Energy

Oil Drops 50% From All-Time High

The price of a barrel of West Texas Intermediate (WTI) crude oil posted its all-time high of $147.27 on Friday, July 11, 2008. Tuesday morning, the price dropped to an intra-day low of $75.84, virtually half the price it hit just a little more than six years ago.

The really bad news that day was that many people did not believe that the price run was over. An analyst at Goldman Sachs had predicted in May that we’d get a “super spike” to $200 a barrel. Oilman T. Boone Pickens predicted oil would reach $150 a barrel by the end of 2008.

Then the financial crisis hit, and by December WTI had fallen back all the way to around $30 a barrel. WTI did not top $100 a barrel again until late February of 2011.

In 2008, demand for oil was through the roof and supply was struggling to keep up. China and other emerging markets were booming, U.S. consumption was near its peak, and there were no indications that the spiral would stop without an intervention from the Federal Reserve to boost interest rates as a way to forestall inflation.

U.S. oil producers then turned to a new technology that had transformed the natural gas business in the country — hydraulic fracturing, or fracking. By 2010, just three years after pundits had predicted the inevitable decline of U.S. onshore oil production, crude oil production had reached a low 4.5 million barrels a day. By late 2013, fracking had boosted that total to 7.5 million barrels a day.

Producers were not the only ones to make a change. Automakers, too, have helped drive down the cost of oil by making cars more fuel efficient. In July of 2008, the sales-weighted unadjusted Corporate Average Fuel Economy (CAFE) rating of the U.S. fleet was 26.1 miles per gallon. By August of this year, that number had risen to 30.7 miles per gallon.

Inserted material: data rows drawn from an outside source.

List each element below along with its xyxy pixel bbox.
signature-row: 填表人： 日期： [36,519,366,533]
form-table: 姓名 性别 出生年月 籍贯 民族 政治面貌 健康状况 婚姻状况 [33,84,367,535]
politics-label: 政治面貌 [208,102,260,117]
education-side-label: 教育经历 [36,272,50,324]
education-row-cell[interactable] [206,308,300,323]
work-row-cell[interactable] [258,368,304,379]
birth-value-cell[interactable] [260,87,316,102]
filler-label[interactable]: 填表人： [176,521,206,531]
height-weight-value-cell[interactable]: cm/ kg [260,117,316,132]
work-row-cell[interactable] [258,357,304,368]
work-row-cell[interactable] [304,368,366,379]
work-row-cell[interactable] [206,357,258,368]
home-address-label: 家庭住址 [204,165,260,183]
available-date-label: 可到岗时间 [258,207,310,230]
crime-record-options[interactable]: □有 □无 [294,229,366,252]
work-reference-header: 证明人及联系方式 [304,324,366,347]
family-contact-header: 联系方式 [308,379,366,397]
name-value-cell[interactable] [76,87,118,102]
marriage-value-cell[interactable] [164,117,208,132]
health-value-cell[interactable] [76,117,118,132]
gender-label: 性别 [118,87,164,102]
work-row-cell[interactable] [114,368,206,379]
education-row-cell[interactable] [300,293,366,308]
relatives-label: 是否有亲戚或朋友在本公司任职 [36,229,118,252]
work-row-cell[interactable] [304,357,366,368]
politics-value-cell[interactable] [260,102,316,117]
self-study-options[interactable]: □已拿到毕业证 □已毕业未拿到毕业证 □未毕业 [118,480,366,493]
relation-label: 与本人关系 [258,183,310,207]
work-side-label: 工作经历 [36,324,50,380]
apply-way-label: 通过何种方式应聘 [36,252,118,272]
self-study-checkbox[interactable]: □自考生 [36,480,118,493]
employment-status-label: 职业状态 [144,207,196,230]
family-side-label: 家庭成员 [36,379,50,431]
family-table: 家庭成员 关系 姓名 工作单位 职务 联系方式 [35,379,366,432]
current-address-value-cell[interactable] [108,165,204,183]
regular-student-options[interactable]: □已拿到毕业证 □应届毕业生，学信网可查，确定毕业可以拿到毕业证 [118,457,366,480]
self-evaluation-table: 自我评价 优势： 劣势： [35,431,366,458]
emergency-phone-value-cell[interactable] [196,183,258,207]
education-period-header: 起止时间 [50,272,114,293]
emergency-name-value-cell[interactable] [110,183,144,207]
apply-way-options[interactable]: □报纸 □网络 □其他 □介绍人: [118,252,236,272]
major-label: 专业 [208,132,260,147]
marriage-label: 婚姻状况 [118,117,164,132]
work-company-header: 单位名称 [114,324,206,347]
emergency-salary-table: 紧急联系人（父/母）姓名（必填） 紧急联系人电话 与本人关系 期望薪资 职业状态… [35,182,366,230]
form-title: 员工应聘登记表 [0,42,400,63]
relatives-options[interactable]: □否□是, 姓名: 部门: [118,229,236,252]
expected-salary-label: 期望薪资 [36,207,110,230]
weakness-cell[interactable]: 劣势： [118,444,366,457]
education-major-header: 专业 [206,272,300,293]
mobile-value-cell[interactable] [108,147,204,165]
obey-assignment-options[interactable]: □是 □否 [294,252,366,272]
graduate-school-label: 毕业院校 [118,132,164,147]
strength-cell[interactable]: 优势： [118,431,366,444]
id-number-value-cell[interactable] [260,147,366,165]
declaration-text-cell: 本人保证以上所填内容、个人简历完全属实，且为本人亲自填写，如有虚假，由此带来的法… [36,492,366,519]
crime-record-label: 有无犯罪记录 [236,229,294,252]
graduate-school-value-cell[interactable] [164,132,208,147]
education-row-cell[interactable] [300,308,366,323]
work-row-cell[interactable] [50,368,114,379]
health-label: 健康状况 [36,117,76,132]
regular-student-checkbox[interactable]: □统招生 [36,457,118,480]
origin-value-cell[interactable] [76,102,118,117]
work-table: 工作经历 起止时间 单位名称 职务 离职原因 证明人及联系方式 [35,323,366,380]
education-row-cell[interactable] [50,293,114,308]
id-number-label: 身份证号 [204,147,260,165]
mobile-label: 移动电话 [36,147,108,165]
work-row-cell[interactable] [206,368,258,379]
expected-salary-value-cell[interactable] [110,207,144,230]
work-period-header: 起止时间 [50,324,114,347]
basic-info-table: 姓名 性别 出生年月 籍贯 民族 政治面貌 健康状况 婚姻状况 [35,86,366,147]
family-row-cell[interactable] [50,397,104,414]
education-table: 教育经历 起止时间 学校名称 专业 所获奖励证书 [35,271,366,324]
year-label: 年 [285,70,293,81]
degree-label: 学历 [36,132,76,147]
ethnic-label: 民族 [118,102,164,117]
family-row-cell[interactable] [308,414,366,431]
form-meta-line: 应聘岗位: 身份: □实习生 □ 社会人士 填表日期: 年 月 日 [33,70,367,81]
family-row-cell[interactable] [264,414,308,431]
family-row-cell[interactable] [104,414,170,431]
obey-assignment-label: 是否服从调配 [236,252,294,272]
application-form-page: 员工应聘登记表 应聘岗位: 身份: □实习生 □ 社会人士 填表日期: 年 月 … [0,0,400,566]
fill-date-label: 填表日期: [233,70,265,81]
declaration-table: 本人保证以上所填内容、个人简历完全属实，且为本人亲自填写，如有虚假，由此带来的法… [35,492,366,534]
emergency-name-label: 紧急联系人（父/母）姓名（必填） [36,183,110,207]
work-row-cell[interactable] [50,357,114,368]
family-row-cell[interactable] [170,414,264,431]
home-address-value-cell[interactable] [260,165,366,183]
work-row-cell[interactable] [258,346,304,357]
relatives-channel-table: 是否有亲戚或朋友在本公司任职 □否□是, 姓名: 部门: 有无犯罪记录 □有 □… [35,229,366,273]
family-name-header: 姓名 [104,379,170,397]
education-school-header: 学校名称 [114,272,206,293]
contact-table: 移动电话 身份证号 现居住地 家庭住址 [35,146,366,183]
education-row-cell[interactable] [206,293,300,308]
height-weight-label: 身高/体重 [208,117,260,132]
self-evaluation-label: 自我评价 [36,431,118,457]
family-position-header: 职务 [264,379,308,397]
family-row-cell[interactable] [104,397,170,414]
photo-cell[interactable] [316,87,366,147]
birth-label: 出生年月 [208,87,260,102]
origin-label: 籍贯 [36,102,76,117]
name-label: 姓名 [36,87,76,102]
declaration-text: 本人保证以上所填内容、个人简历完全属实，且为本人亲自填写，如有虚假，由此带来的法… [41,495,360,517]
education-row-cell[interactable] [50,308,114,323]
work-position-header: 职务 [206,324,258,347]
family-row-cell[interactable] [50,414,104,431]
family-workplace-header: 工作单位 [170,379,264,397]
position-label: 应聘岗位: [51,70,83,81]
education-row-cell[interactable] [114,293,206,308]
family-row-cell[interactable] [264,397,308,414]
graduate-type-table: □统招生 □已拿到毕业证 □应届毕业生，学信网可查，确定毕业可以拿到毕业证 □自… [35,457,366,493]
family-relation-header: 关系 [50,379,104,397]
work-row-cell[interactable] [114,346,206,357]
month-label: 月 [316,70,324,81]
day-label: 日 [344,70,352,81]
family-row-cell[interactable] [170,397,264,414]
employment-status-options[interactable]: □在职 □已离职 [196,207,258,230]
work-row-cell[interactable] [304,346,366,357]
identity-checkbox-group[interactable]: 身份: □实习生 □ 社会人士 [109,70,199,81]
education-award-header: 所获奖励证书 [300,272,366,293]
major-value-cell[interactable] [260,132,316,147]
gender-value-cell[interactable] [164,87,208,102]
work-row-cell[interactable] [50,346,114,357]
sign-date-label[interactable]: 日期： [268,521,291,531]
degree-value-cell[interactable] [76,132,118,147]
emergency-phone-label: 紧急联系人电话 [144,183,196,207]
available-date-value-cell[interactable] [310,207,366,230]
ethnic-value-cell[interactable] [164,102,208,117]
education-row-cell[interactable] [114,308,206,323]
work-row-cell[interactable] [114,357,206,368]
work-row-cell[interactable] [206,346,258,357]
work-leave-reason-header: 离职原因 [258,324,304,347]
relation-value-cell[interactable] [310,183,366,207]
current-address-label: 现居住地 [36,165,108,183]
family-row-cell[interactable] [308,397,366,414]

U.S. drivers also cut down on their miles driven, from a peak of about 3.04 trillion miles driven on a moving 12-month average in November of 2007, the total has fallen to about 2.98 trillion miles. That 2% cut is the result of both a change in consumers’ habits caused by the severe recession and more fuel-efficient cars.

It took crude oil just one year to rise from $75.74 a barrel in July of 2007 to $147.27 in July of 2008. WTI prices are now where they were more than seven years ago and could fall further. And no one is predicting $200 a barrel crude any time soon.